Wednesday, January 11, 2006

Versatile Central

Long before "diversity" was popular, before it became a hot buzzword (or a tired cliche), Madison Central High School was home to a diverse student body. You can see it as you look through all of the old Tychoberahns. You can read about it in all the back issues of the Madison Mirror.

Posted below is a page from the 1928 Tychoberahn that takes note of what its editors called "Versatile Central" You should be able to enlarge the image in your browser by clicking on it. The photo is not a sharp as I'd like it to be, but until our local libraries have better reproduction hardware available (somebody please buy them a scanner!), it will have to do, since the Tychoberahns do not circulate.

I also have retyped the text on the yearbook page and entered it below so that it is easier to read. This will also make the names searchable -- and, with luck, perhaps someone from that class (who would be very old), or someone related to one of the people mentioned in the text will stumble across this post on the Internet, or be directed to it by a search engine, and will take the time to send an email and share more of their story, or the story of their relative who attended Madison Central High School in 1928.

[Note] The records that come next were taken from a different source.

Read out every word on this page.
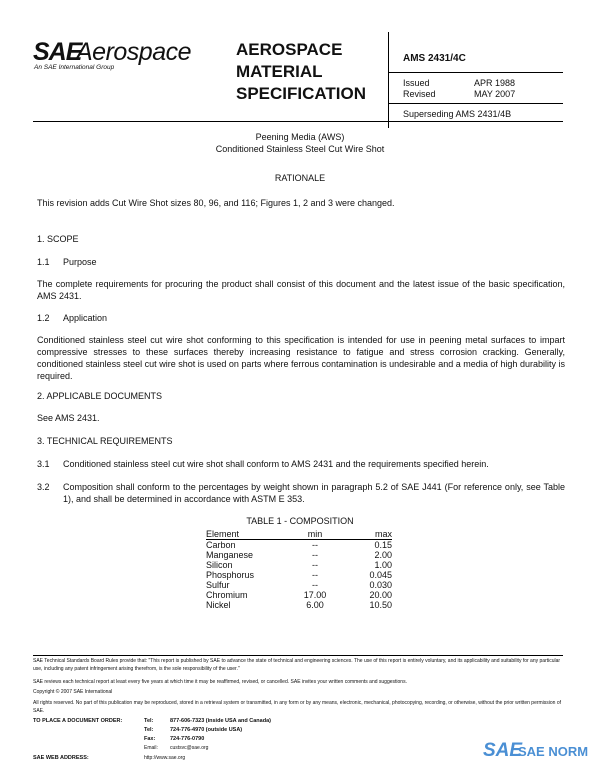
SAE
Aerospace
An SAE International Group
AEROSPACE
MATERIAL
SPECIFICATION
AMS 2431/4C
Issued	APR 1988
Revised	MAY 2007
Superseding AMS 2431/4B
Peening Media (AWS)
Conditioned Stainless Steel Cut Wire Shot
RATIONALE
This revision adds Cut Wire Shot sizes 80, 96, and 116; Figures 1, 2 and 3 were changed.
1. SCOPE
1.1 Purpose
The complete requirements for procuring the product shall consist of this document and the latest issue of the basic specification, AMS 2431.
1.2 Application
Conditioned stainless steel cut wire shot conforming to this specification is intended for use in peening metal surfaces to impart compressive stresses to these surfaces thereby increasing resistance to fatigue and stress corrosion cracking. Generally, conditioned stainless steel cut wire shot is used on parts where ferrous contamination is undesirable and a media of high durability is required.
2. APPLICABLE DOCUMENTS
See AMS 2431.
3. TECHNICAL REQUIREMENTS
3.1 Conditioned stainless steel cut wire shot shall conform to AMS 2431 and the requirements specified herein.
3.2 Composition shall conform to the percentages by weight shown in paragraph 5.2 of SAE J441 (For reference only, see Table 1), and shall be determined in accordance with ASTM E 353.
TABLE 1 - COMPOSITION
Element	min	max
Carbon	--	0.15
Manganese	--	2.00
Silicon	--	1.00
Phosphorus	--	0.045
Sulfur	--	0.030
Chromium	17.00	20.00
Nickel	6.00	10.50
SAE Technical Standards Board Rules provide that: "This report is published by SAE to advance the state of technical and engineering sciences. The use of this report is entirely voluntary, and its applicability and suitability for any particular use, including any patent infringement arising therefrom, is the sole responsibility of the user."
SAE reviews each technical report at least every five years at which time it may be reaffirmed, revised, or cancelled. SAE invites your written comments and suggestions.
Copyright © 2007 SAE International
All rights reserved. No part of this publication may be reproduced, stored in a retrieval system or transmitted, in any form or by any means, electronic, mechanical, photocopying, recording, or otherwise, without the prior written permission of SAE.
TO PLACE A DOCUMENT ORDER:	Tel:	877-606-7323 (inside USA and Canada)
Tel:	724-776-4970 (outside USA)
Fax:	724-776-0790
Email: custsvc@sae.org
SAE WEB ADDRESS:	http://www.sae.org	SAE
SAE NORM
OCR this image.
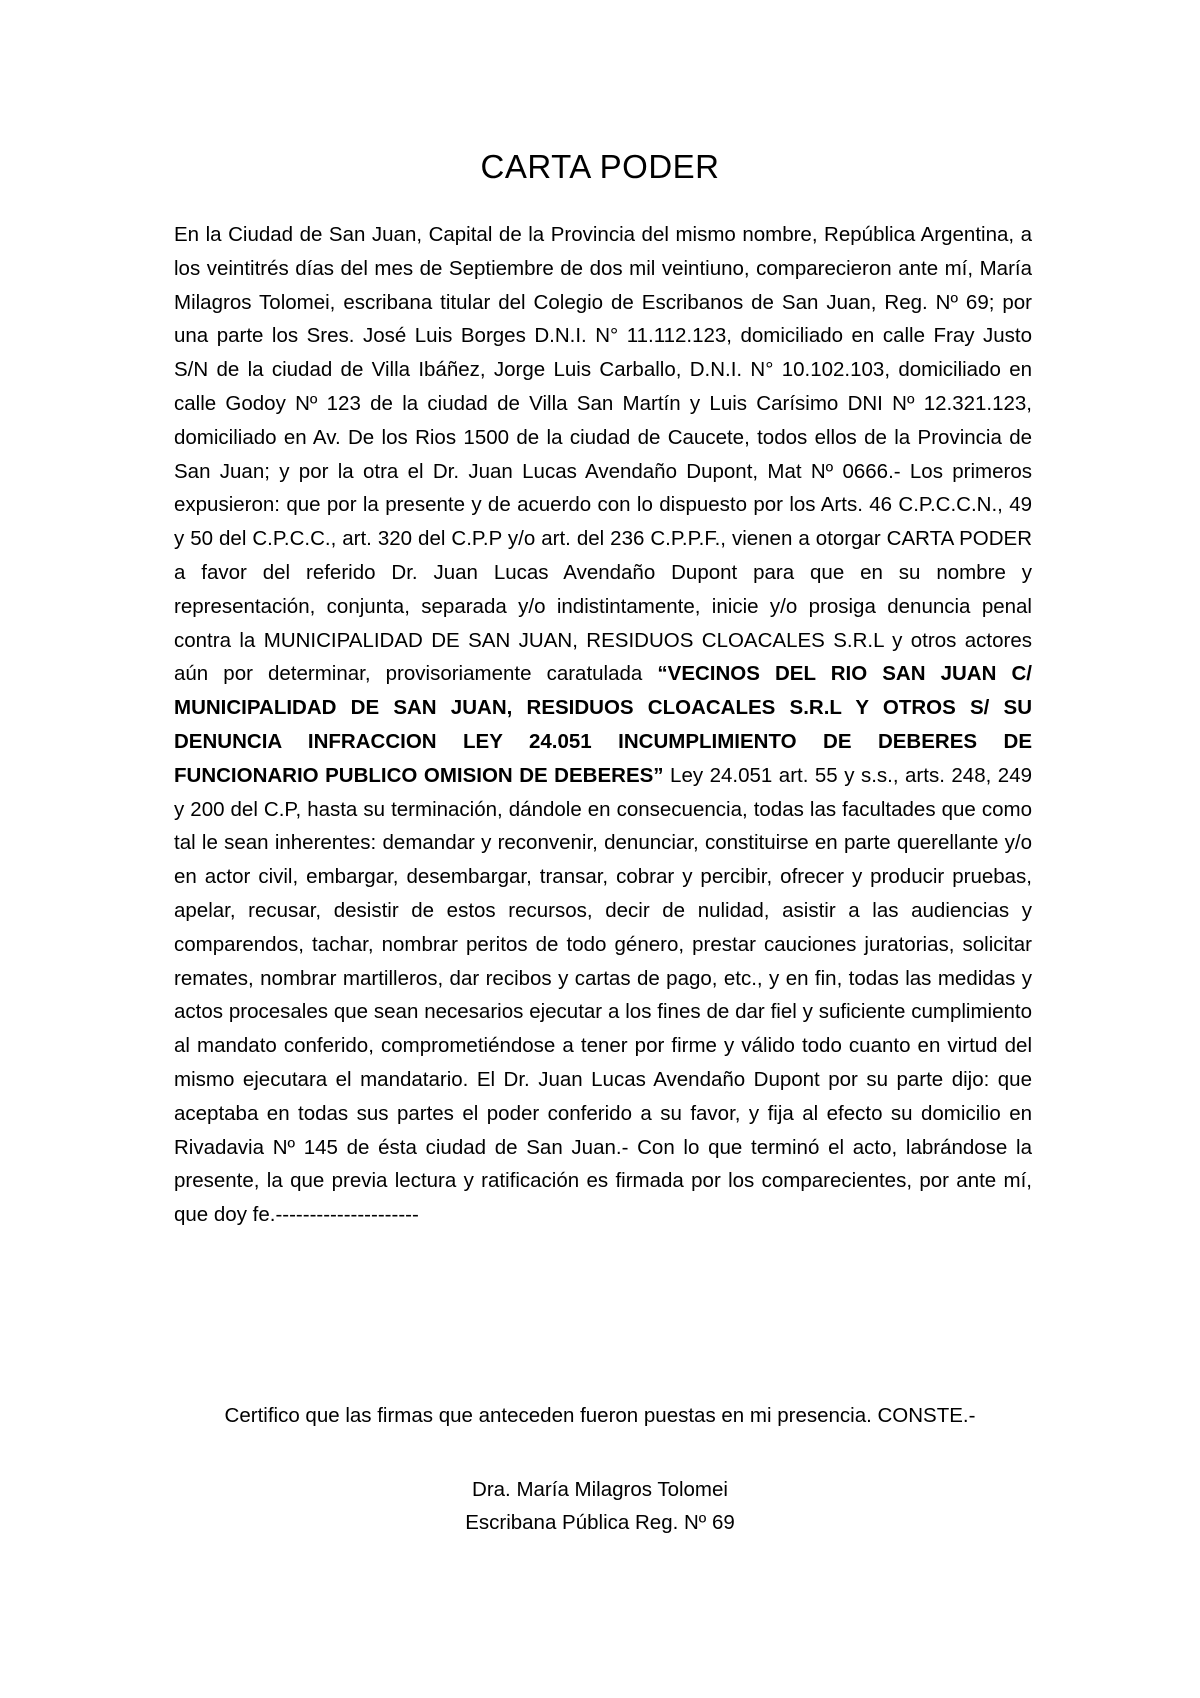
CARTA PODER

En la Ciudad de San Juan, Capital de la Provincia del mismo nombre, República Argentina, a los veintitrés días del mes de Septiembre de dos mil veintiuno, comparecieron ante mí, María Milagros Tolomei, escribana titular del Colegio de Escribanos de San Juan, Reg. Nº 69; por una parte los Sres. José Luis Borges D.N.I. N° 11.112.123, domiciliado en calle Fray Justo S/N de la ciudad de Villa Ibáñez, Jorge Luis Carballo, D.N.I. N° 10.102.103, domiciliado en calle Godoy Nº 123 de la ciudad de Villa San Martín y Luis Carísimo DNI Nº 12.321.123, domiciliado en Av. De los Rios 1500 de la ciudad de Caucete, todos ellos de la Provincia de San Juan; y por la otra el Dr. Juan Lucas Avendaño Dupont, Mat Nº 0666.- Los primeros expusieron: que por la presente y de acuerdo con lo dispuesto por los Arts. 46 C.P.C.C.N., 49 y 50 del C.P.C.C., art. 320 del C.P.P y/o art. del 236 C.P.P.F., vienen a otorgar CARTA PODER a favor del referido Dr. Juan Lucas Avendaño Dupont para que en su nombre y representación, conjunta, separada y/o indistintamente, inicie y/o prosiga denuncia penal contra la MUNICIPALIDAD DE SAN JUAN, RESIDUOS CLOACALES S.R.L y otros actores aún por determinar, provisoriamente caratulada “VECINOS DEL RIO SAN JUAN C/ MUNICIPALIDAD DE SAN JUAN, RESIDUOS CLOACALES S.R.L Y OTROS S/ SU DENUNCIA INFRACCION LEY 24.051 INCUMPLIMIENTO DE DEBERES DE FUNCIONARIO PUBLICO OMISION DE DEBERES” Ley 24.051 art. 55 y s.s., arts. 248, 249 y 200 del C.P, hasta su terminación, dándole en consecuencia, todas las facultades que como tal le sean inherentes: demandar y reconvenir, denunciar, constituirse en parte querellante y/o en actor civil, embargar, desembargar, transar, cobrar y percibir, ofrecer y producir pruebas, apelar, recusar, desistir de estos recursos, decir de nulidad, asistir a las audiencias y comparendos, tachar, nombrar peritos de todo género, prestar cauciones juratorias, solicitar remates, nombrar martilleros, dar recibos y cartas de pago, etc., y en fin, todas las medidas y actos procesales que sean necesarios ejecutar a los fines de dar fiel y suficiente cumplimiento al mandato conferido, comprometiéndose a tener por firme y válido todo cuanto en virtud del mismo ejecutara el mandatario. El Dr. Juan Lucas Avendaño Dupont por su parte dijo: que aceptaba en todas sus partes el poder conferido a su favor, y fija al efecto su domicilio en Rivadavia Nº 145 de ésta ciudad de San Juan.- Con lo que terminó el acto, labrándose la presente, la que previa lectura y ratificación es firmada por los comparecientes, por ante mí, que doy fe.---------------------

Certifico que las firmas que anteceden fueron puestas en mi presencia. CONSTE.-
Dra. María Milagros Tolomei
Escribana Pública Reg. Nº 69
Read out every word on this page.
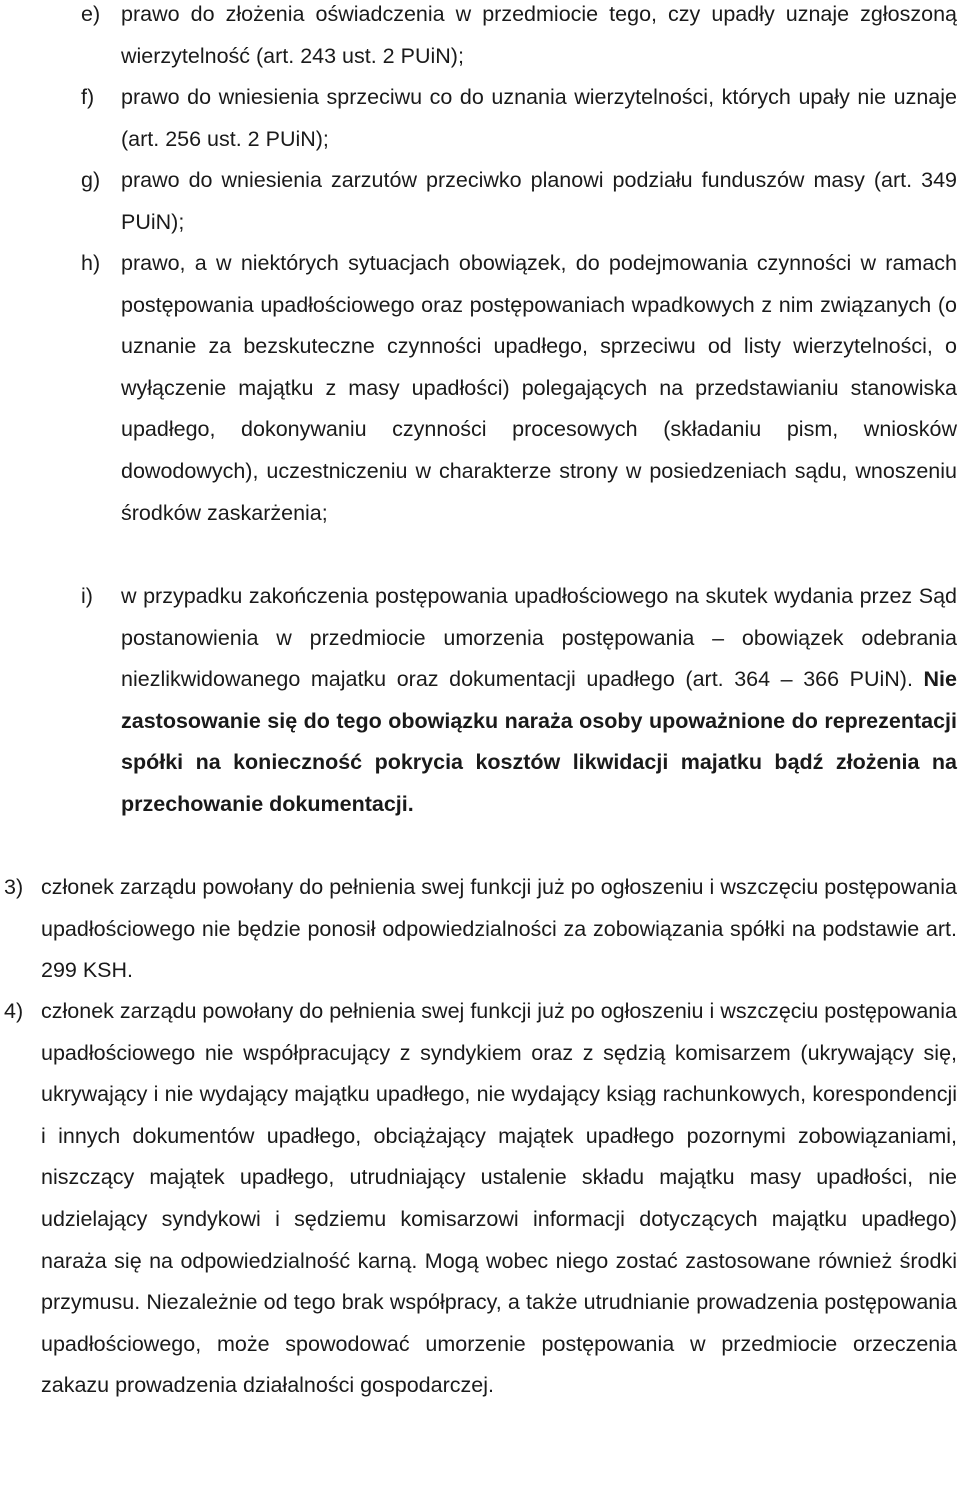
e) prawo do złożenia oświadczenia w przedmiocie tego, czy upadły uznaje zgłoszoną wierzytelność (art. 243 ust. 2 PUiN);
f) prawo do wniesienia sprzeciwu co do uznania wierzytelności, których upały nie uznaje (art. 256 ust. 2 PUiN);
g) prawo do wniesienia zarzutów przeciwko planowi podziału funduszów masy (art. 349 PUiN);
h) prawo, a w niektórych sytuacjach obowiązek, do podejmowania czynności w ramach postępowania upadłościowego oraz postępowaniach wpadkowych z nim związanych (o uznanie za bezskuteczne czynności upadłego, sprzeciwu od listy wierzytelności, o wyłączenie majątku z masy upadłości) polegających na przedstawianiu stanowiska upadłego, dokonywaniu czynności procesowych (składaniu pism, wniosków dowodowych), uczestniczeniu w charakterze strony w posiedzeniach sądu, wnoszeniu środków zaskarżenia;
i) w przypadku zakończenia postępowania upadłościowego na skutek wydania przez Sąd postanowienia w przedmiocie umorzenia postępowania – obowiązek odebrania niezlikwidowanego majatku oraz dokumentacji upadłego (art. 364 – 366 PUiN). Nie zastosowanie się do tego obowiązku naraża osoby upoważnione do reprezentacji spółki na konieczność pokrycia kosztów likwidacji majatku bądź złożenia na przechowanie dokumentacji.
3) członek zarządu powołany do pełnienia swej funkcji już po ogłoszeniu i wszczęciu postępowania upadłościowego nie będzie ponosił odpowiedzialności za zobowiązania spółki na podstawie art. 299 KSH.
4) członek zarządu powołany do pełnienia swej funkcji już po ogłoszeniu i wszczęciu postępowania upadłościowego nie współpracujący z syndykiem oraz z sędzią komisarzem (ukrywający się, ukrywający i nie wydający majątku upadłego, nie wydający ksiąg rachunkowych, korespondencji i innych dokumentów upadłego, obciążający majątek upadłego pozornymi zobowiązaniami, niszczący majątek upadłego, utrudniający ustalenie składu majątku masy upadłości, nie udzielający syndykowi i sędziemu komisarzowi informacji dotyczących majątku upadłego) naraża się na odpowiedzialność karną. Mogą wobec niego zostać zastosowane również środki przymusu. Niezależnie od tego brak współpracy, a także utrudnianie prowadzenia postępowania upadłościowego, może spowodować umorzenie postępowania w przedmiocie orzeczenia zakazu prowadzenia działalności gospodarczej.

There were 217 students at Central who were born outside Wisconsin, thirty-one of whom were born in foreign countries, and six in Canada. Those not born in Wisconsin represent thirteen foreign countries and twenty-five states in the United States. The largest number, fifty-eight, came from Illinois. Iowa is next with twenty-two, followed by Minnesota with fifteen, and Michigan with fourteen. Other states contributed from eight to one. Nine foreign born are from Sicily. Russia and Canada each sent us five.

Those who came from foreign countries had many interesting experiences on their trip to America. Boris Schuster came from Russia in 1917 when he was seven years old. The trip lasting two months, was made by way of Siberia, Manchuria, China, Japan, Seattle and San Francisco, and then by train to Stoughton.

Stanley Jones came from England when he was eleven years old. His chief difficulty on the trip was the fact that the officers of the ship seemed to set the clock back an hour just when it was time for a meal.

David Greeley was born in Newfoundland, where his father was a missionary.

Russell Hibbard's parents were missionaries in China, where he was born.

Rebecca Nathenson was born in Russia and travelled for two years through Poland, Germany, and France, on her way to America.

Philip Porrino landed in America from Sicily in 1917. A submarine fired at the boat on which he was traveling, but no serious damage was done. This experience occurred a little way off the coast of Spain. Vito Intravia had the misfortune to be on a ship which ran into an ice-berg. By pumping water the rest of the trip all passengers were able to land safely. Joe Raimond came from Sicily in a small crowded boat. Many passengers died of seasickness and were thrown overboard for the sharks to eat.

Winfred Jones came from England on account of her mother's health.

Many other interesting experiences were met by various persons.